I test non sono stati fantastici per me – ha continuato il pilota della Yamaha –  perchè non ero veloce, ma le condizioni non erano perfette. Abbiamo girato dal al mattino. Non cambieremo molto, partiremo dalla base di Le Mans, il feeling è però da migliorare. È una pista diversa, c’è bisogno di un feeling diverso con la moto”. Sul talento delle moto Ana Carrasco poi Valentino Rossi ammette: “noi seguiamo Ana, la conosciamo dalla Moto3. L’anno scorso ha vinto  e quest’anno è in testa al campionato. Spero che possa vincere. Riguardo ad una ragazza nell’Accademy, quest’ultimo è aperto, non ci ho mai pensato ma perchè no?”.

Sul possibile ritorno di Jorge Lorenzo in un team satellite della Yamaha, il pilota nove volte campione del mondo ha detto: “dopo che ho cercato di fermare Zarco, fermerò anche Lorenzo! No, scherzi a parte. Sono stato compagno di Jorge, è un grandissimo pilota. Sa guidare. Sarà dura se tornerà, ma sarà molto simile a quest’anno. Anche Zarco è molto forte, ma quando sei alla Yamaha hai sempre grandi compagni di squadra e piloti. È difficile, ma anche positivo, perchè hai motivazioni più forti e puoi anche guardare come loro lavorano e capire meglio come guidare tu”. 
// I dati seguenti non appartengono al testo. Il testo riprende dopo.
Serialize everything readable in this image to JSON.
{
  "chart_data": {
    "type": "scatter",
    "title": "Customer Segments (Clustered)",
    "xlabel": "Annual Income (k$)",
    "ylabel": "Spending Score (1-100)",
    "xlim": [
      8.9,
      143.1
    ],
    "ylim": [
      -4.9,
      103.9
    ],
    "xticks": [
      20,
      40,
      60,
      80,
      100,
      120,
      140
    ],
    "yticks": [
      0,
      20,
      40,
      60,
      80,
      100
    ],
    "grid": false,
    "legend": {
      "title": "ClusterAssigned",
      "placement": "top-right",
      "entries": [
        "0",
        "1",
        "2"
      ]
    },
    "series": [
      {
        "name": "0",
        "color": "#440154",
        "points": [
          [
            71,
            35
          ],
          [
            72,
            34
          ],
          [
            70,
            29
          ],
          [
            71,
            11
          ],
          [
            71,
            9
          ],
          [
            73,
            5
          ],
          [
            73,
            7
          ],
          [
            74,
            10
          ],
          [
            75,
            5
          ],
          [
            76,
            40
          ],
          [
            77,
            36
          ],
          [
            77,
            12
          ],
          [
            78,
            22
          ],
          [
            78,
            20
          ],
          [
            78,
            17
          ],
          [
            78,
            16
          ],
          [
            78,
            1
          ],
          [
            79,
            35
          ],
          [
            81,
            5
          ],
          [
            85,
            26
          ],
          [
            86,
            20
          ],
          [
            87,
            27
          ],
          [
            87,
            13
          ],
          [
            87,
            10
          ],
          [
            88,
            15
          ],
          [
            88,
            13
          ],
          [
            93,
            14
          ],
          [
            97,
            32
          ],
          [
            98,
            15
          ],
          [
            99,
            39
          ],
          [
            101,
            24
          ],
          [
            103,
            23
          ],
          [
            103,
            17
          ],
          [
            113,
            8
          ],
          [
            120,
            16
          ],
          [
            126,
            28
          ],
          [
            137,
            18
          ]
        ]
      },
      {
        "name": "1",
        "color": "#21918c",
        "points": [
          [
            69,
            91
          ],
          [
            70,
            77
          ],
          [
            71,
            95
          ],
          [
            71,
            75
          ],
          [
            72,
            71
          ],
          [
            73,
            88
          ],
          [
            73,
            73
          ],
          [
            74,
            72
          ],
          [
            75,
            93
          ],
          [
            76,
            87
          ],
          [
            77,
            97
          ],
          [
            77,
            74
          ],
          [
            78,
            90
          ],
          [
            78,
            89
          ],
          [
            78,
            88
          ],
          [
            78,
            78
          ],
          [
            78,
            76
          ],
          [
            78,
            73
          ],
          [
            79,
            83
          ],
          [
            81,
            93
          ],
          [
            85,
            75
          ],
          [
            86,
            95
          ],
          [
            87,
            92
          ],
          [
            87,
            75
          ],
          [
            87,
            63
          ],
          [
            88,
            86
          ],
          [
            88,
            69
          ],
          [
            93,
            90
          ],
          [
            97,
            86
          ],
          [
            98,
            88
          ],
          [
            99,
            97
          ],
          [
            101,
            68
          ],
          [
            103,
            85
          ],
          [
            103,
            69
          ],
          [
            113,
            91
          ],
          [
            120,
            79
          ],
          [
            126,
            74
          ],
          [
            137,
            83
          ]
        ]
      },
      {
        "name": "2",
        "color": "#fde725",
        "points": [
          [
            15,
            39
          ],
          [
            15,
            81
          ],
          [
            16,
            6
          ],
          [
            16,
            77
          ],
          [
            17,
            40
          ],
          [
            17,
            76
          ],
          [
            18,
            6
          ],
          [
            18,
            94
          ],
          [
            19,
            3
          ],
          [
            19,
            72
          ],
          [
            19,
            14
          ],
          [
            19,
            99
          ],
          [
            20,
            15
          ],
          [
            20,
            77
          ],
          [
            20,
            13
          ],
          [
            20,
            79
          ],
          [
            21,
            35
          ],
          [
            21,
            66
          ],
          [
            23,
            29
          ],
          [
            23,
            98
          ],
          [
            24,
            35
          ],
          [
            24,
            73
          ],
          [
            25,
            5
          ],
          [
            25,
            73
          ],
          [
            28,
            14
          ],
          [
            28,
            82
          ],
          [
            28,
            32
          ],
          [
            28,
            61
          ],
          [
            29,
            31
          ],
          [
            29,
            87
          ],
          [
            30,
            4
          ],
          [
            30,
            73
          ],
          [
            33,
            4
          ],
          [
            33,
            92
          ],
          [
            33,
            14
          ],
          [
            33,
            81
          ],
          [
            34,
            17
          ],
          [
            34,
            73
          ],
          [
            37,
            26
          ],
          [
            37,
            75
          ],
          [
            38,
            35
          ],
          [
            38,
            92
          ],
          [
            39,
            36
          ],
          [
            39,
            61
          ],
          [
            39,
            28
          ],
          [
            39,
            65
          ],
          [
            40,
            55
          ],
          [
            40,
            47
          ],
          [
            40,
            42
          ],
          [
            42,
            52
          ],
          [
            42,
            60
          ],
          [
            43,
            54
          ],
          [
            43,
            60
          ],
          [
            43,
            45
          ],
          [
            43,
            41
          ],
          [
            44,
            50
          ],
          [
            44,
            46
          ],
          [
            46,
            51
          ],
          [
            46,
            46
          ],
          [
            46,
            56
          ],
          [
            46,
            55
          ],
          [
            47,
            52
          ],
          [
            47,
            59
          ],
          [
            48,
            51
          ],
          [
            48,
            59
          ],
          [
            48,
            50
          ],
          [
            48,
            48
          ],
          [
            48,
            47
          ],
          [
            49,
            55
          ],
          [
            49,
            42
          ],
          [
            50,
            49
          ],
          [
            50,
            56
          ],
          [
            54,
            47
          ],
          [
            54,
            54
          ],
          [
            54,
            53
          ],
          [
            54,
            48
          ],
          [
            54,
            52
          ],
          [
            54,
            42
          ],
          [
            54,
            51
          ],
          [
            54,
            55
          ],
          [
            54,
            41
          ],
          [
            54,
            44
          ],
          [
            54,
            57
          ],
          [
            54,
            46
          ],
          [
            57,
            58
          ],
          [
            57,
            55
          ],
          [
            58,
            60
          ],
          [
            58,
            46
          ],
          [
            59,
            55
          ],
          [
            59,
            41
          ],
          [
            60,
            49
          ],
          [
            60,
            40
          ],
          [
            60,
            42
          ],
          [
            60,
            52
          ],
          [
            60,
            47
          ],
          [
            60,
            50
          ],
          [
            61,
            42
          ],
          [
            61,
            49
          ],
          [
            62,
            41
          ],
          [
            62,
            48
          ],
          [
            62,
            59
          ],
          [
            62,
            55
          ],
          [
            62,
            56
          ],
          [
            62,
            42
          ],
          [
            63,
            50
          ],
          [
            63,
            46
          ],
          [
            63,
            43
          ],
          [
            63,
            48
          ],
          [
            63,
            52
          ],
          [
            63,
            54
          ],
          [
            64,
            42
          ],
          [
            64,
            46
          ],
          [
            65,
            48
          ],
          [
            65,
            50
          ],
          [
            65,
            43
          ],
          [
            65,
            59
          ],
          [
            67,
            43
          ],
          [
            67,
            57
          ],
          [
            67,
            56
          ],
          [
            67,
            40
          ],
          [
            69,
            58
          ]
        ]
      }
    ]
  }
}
Sull’addio di Zinedine Zidane al Real Madrid, dopo la vittoria della terza Champions League di fila, Valentino ha pronto il suo parere: “è difficile da capire. Nel calcio è diverso che nella MotoGp. Zidane ha vinto tre Champions League di fila e sarebbe stato come se avesse vinto tre campionati di MotoGp di fila. Ma se fai quest’impresa la prima idea è quella di continuare, ma lui ha detto che è questo il momento giusto, che ha preso tutto quello che i calciatori avrebbero potuto dargli. Nel calcio hanno bisogno di motivazioni diverse forse”. “Credo che dobbiamo lavorare di più, che c’è bisogno di tempo – ha detto poi il pilota nei riguardi della Yamaha e dei lavori sulla sua moto – l’obiettivo è di migliorare la moto per arrivare alla fine della stagione meglio di come siamo ora. Sicuramente in termini di gara la domenica è diverso rispetto ai test e al Mugello c’è un’atmosfera speciale. I fan aiutano, anche se la Yamaha non è andata mai male qui al Mugello. Ora è diverso dobbiamo capire il potenziale della moto e capire l’equilibrio tra la nostra moto e gli avversari, ma qui in Italia sarà doveroso”.

Poi ai microfoni di Sky MotoGp, Valentino Rossi ha riferito: “io sto abbastanza bene, sono in forma rispetto dell’anno scorso che ero acciaccato. Vediamo. Quest’anno c’è da soffrire, la M1 però qui è stata sempre veloce. Dovremmo sfruttare tutte le prove e le qualifiche per trovare il bilanciamento giusto per dare il massimo e anche di più perchè siamo in Italia, al Mugello e quindi è giusto così”.